Ruby Kendle, 14

Pilocytic astrocytoma

"I have a long term diagnosis now, but I try not to let that affect me day to day."

Being diagnosed at a young age

Hello, my name is Ruby, when I was 6 yrs old I was diagnosed

with neurofibromatosis type 1, this is a genetic condition

that affects people in many ways. When I was 7 years old,

I started to get symptoms which included vomiting, double

vision and dizziness. We saw my GP who knew something

wasn’t right so referred to me to a paediatrician, who

ordered me a MRI scan for the next day. After the MRI

we saw an oncologist who broke the news I had a

brain tumour In the cerebellum, I was then rushed to

John Radcliffe to have brain surgery that was 7 hours,

I also had hydrocephalus so I was put on steroids for this;

I was in hospital for 2 and half weeks and had a month off of

school as well. Then, I had MRI scans to monitor once a year.

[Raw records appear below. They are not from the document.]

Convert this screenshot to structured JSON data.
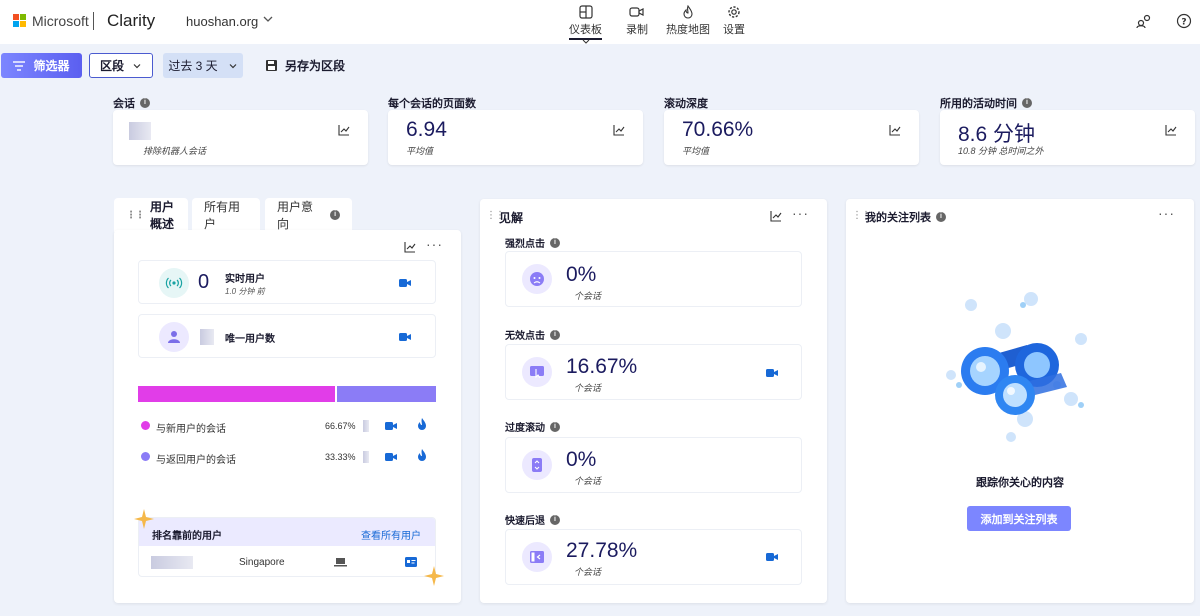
{
  "header": {
    "brand": "Microsoft",
    "product": "Clarity",
    "site": "huoshan.org",
    "nav": [
      {
        "label": "仪表板",
        "icon": "dashboard-icon"
      },
      {
        "label": "录制",
        "icon": "video-icon"
      },
      {
        "label": "热度地图",
        "icon": "flame-icon"
      },
      {
        "label": "设置",
        "icon": "gear-icon"
      }
    ],
    "logo_colors": [
      "#f25022",
      "#7fba00",
      "#00a4ef",
      "#ffb900"
    ]
  },
  "toolbar": {
    "filter_label": "筛选器",
    "segment_label": "区段",
    "range_label": "过去 3 天",
    "save_label": "另存为区段"
  },
  "metrics": [
    {
      "label": "会话",
      "value": "",
      "sub": "排除机器人会话"
    },
    {
      "label": "每个会话的页面数",
      "value": "6.94",
      "sub": "平均值"
    },
    {
      "label": "滚动深度",
      "value": "70.66%",
      "sub": "平均值"
    },
    {
      "label": "所用的活动时间",
      "value": "8.6 分钟",
      "sub": "10.8 分钟 总时间之外"
    }
  ],
  "users_panel": {
    "tabs": [
      "用户概述",
      "所有用户",
      "用户意向"
    ],
    "live_count": "0",
    "live_label": "实时用户",
    "live_time": "1.0 分钟 前",
    "unique_label": "唯一用户数",
    "new_label": "与新用户的会话",
    "new_pct": "66.67%",
    "new_share": 66.67,
    "return_label": "与返回用户的会话",
    "return_pct": "33.33%",
    "top_label": "排名靠前的用户",
    "view_all": "查看所有用户",
    "top_country": "Singapore",
    "colors": {
      "new": "#e13de8",
      "return": "#8b7cf6"
    }
  },
  "insights": {
    "title": "见解",
    "items": [
      {
        "label": "强烈点击",
        "value": "0%",
        "sub": "个会话",
        "icon": "angry-face-icon"
      },
      {
        "label": "无效点击",
        "value": "16.67%",
        "sub": "个会话",
        "icon": "dead-click-icon"
      },
      {
        "label": "过度滚动",
        "value": "0%",
        "sub": "个会话",
        "icon": "scroll-icon"
      },
      {
        "label": "快速后退",
        "value": "27.78%",
        "sub": "个会话",
        "icon": "back-icon"
      }
    ]
  },
  "watchlist": {
    "title": "我的关注列表",
    "message": "跟踪你关心的内容",
    "button": "添加到关注列表"
  }
}
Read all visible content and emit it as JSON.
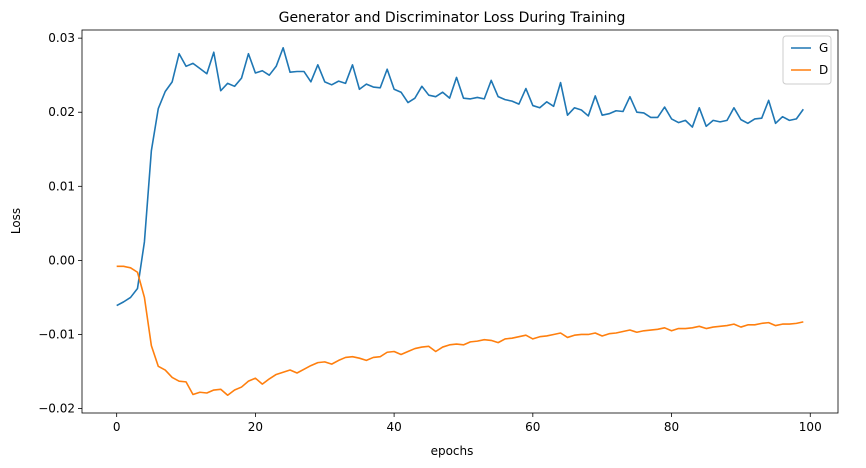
{
  "chart_data": {
    "type": "line",
    "title": "Generator and Discriminator Loss During Training",
    "xlabel": "epochs",
    "ylabel": "Loss",
    "xlim": [
      -5,
      104
    ],
    "ylim": [
      -0.0206,
      0.0311
    ],
    "xticks": [
      0,
      20,
      40,
      60,
      80,
      100
    ],
    "xtick_labels": [
      "0",
      "20",
      "40",
      "60",
      "80",
      "100"
    ],
    "yticks": [
      -0.02,
      -0.01,
      0.0,
      0.01,
      0.02,
      0.03
    ],
    "ytick_labels": [
      "−0.02",
      "−0.01",
      "0.00",
      "0.01",
      "0.02",
      "0.03"
    ],
    "grid": false,
    "legend": "top-right",
    "series": [
      {
        "name": "G",
        "color": "#1f77b4",
        "values": [
          -0.0061,
          -0.0056,
          -0.005,
          -0.0038,
          0.0025,
          0.0148,
          0.0205,
          0.0228,
          0.0241,
          0.0279,
          0.0262,
          0.0266,
          0.0259,
          0.0252,
          0.0281,
          0.0229,
          0.0239,
          0.0235,
          0.0246,
          0.0279,
          0.0253,
          0.0256,
          0.025,
          0.0262,
          0.0287,
          0.0254,
          0.0255,
          0.0255,
          0.0241,
          0.0264,
          0.0241,
          0.0237,
          0.0242,
          0.0239,
          0.0264,
          0.0231,
          0.0238,
          0.0234,
          0.0233,
          0.0258,
          0.0231,
          0.0227,
          0.0213,
          0.0219,
          0.0235,
          0.0223,
          0.0221,
          0.0227,
          0.0219,
          0.0247,
          0.0219,
          0.0218,
          0.022,
          0.0218,
          0.0243,
          0.0221,
          0.0217,
          0.0215,
          0.0211,
          0.0232,
          0.0209,
          0.0206,
          0.0214,
          0.0208,
          0.024,
          0.0196,
          0.0206,
          0.0203,
          0.0195,
          0.0222,
          0.0196,
          0.0198,
          0.0202,
          0.0201,
          0.0221,
          0.02,
          0.0199,
          0.0193,
          0.0193,
          0.0207,
          0.0191,
          0.0186,
          0.0189,
          0.018,
          0.0206,
          0.0181,
          0.0189,
          0.0187,
          0.0189,
          0.0206,
          0.019,
          0.0185,
          0.0191,
          0.0192,
          0.0216,
          0.0185,
          0.0194,
          0.0189,
          0.0191,
          0.0204
        ]
      },
      {
        "name": "D",
        "color": "#ff7f0e",
        "values": [
          -0.0008,
          -0.0008,
          -0.001,
          -0.0016,
          -0.005,
          -0.0115,
          -0.0143,
          -0.0148,
          -0.0158,
          -0.0163,
          -0.0164,
          -0.0181,
          -0.0178,
          -0.0179,
          -0.0175,
          -0.0174,
          -0.0182,
          -0.0175,
          -0.0171,
          -0.0163,
          -0.0159,
          -0.0167,
          -0.016,
          -0.0154,
          -0.0151,
          -0.0148,
          -0.0152,
          -0.0147,
          -0.0142,
          -0.0138,
          -0.0137,
          -0.014,
          -0.0135,
          -0.0131,
          -0.013,
          -0.0132,
          -0.0135,
          -0.0131,
          -0.013,
          -0.0124,
          -0.0123,
          -0.0127,
          -0.0123,
          -0.0119,
          -0.0117,
          -0.0116,
          -0.0123,
          -0.0117,
          -0.0114,
          -0.0113,
          -0.0114,
          -0.011,
          -0.0109,
          -0.0107,
          -0.0108,
          -0.0111,
          -0.0106,
          -0.0105,
          -0.0103,
          -0.0101,
          -0.0106,
          -0.0103,
          -0.0102,
          -0.01,
          -0.0098,
          -0.0104,
          -0.0101,
          -0.01,
          -0.01,
          -0.0098,
          -0.0102,
          -0.0099,
          -0.0098,
          -0.0096,
          -0.0094,
          -0.0097,
          -0.0095,
          -0.0094,
          -0.0093,
          -0.0091,
          -0.0095,
          -0.0092,
          -0.0092,
          -0.0091,
          -0.0089,
          -0.0092,
          -0.009,
          -0.0089,
          -0.0088,
          -0.0086,
          -0.009,
          -0.0087,
          -0.0087,
          -0.0085,
          -0.0084,
          -0.0088,
          -0.0086,
          -0.0086,
          -0.0085,
          -0.0083
        ]
      }
    ]
  }
}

In November 2015, they found a second tumour. I had relapsed

this time and the tumour was inoperable, so after a biopsy

on the 20th of December they decided to monitor its growth.

In April 2016, it had doubled in size so I started a 18 month

long chemotherapy course, which include vincristine, carboplatin

and vinblastine. I faced 4 months of intensive chemo, which resulted

in constant nausea and I developed neuropathy. During chemotherapy

I was extremely neutropenic which resulted in me getting blood

poisoning: luckily it was caught in time and I was transferred by

ambulance to the hospital to receive IV antibiotics. Due to the vincristine,

I lost a lot of mobility and used a wheelchair all of the time when I was out.

I also got extravasation (where the chemo leaks out of the central line

causing burns) on my first chemo.


Cancer friends

During chemotherapy, I was lucky enough to access the Teenage Cancer Trust,

which were a great help to me and I made some great friends. And the

Ellen MacArthur Cancer trust trips were life changing! I now have a

group chat with some of my close friends from my last trip to Cornwall

called ‘bottle’- interesting name but has a hilarious meaning to us!


Since finishing chemo I have been diagnosed with chronic pain, chronic fatigue

and HSD, all of which can be extremely difficult to manage! But there are many

great thing about being off of chemotherapy: I get to see my

friends a lot more and go to school which I missed! I have a long term diagnosis now

but I try to not let that affect me day to day.